Now consider an arbitrary $z \in \mathbb{C}^*$. Let $w$ be a square root of $-z$. $U' = h_z(U)$ is an open neighborhood of $z$ and the sets $V'_\pm = h_w(V_\pm)$ are open and disjoint. We have $p(V'_\pm) = p(h_w(V_\pm)) = h_z(p(V_\pm)) = h_z(U) = U'$. Let $p(z_1) = p(z_2)$ with $z_1, z_2$ either in $V'_+$ or in $V'_-$. Let $\zeta_i = h_w^{-1}(z_i) \in V_\pm$. Since $1/w$ is a square root of $-(1/z)$, we get $p(\zeta_i) = p(h_w^{-1}(z_i)) = p(h_{1/w}(z_i)) = h_{1/z}(p(z_i))$, hence $p(\zeta_1) = p(\zeta_2)$ and we conclude $\zeta_1 = \zeta_2$ and thus $z_1 = z_2$. This shows that $p$ is injective on $V'_\pm$. Therefore $p$ maps $V'_\pm$ homeomorphically onto $U'$. It remains to show that $p^{-1}(U') = V'_+ \cup V'_-$. Let $\zeta \in p^{-1}(U')$, i.e. $p(\zeta) \in U' = h_z(U)$. Thus $\zeta^2 = -z \zeta' = w^2 \zeta'$ with some $\zeta' \in U$. We conclude $p(-\zeta/w) = (-\zeta/w)^2 \in U$, hence $-\zeta/w \in V_\pm$. This means $\zeta = h_w(-\zeta/w) \in h_w(V_\pm) = V'_\pm$.
Remark:
This proof is completely elementary.

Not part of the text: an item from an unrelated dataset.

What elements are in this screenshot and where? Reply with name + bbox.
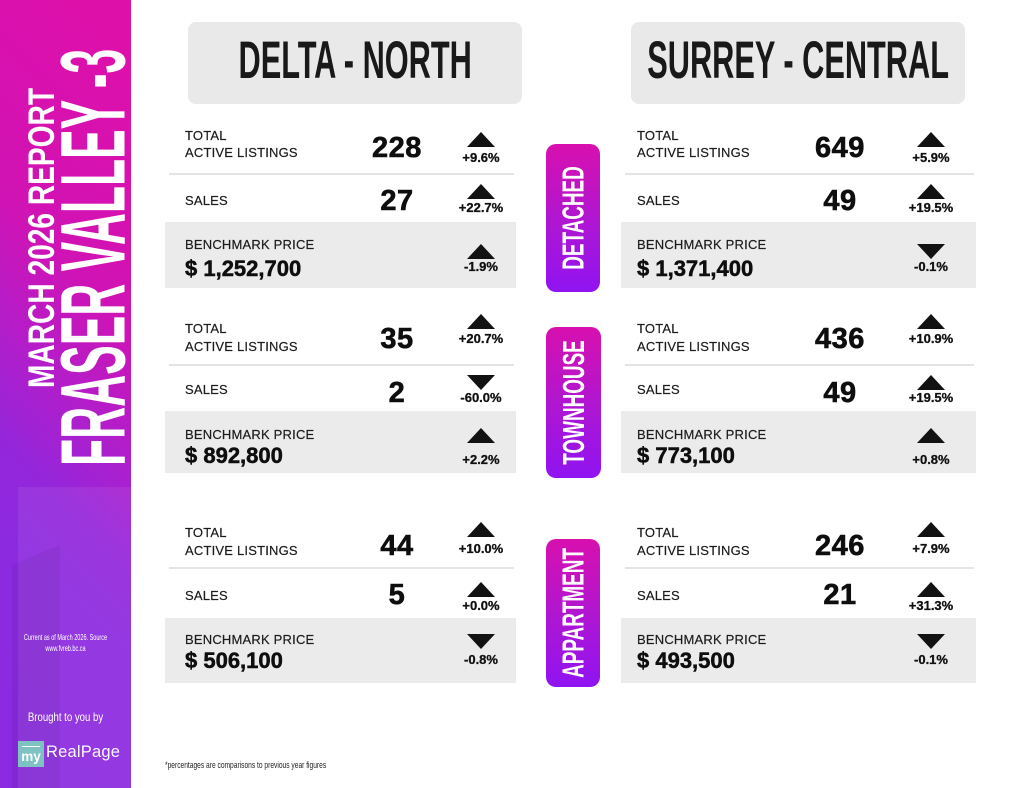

It does not use any theorems of complex analysis. The only ingredients are the continuity of complex multplication and the fact that each complex number has a root (which can be explictly calculated, see How do I get the square root of a complex number? ).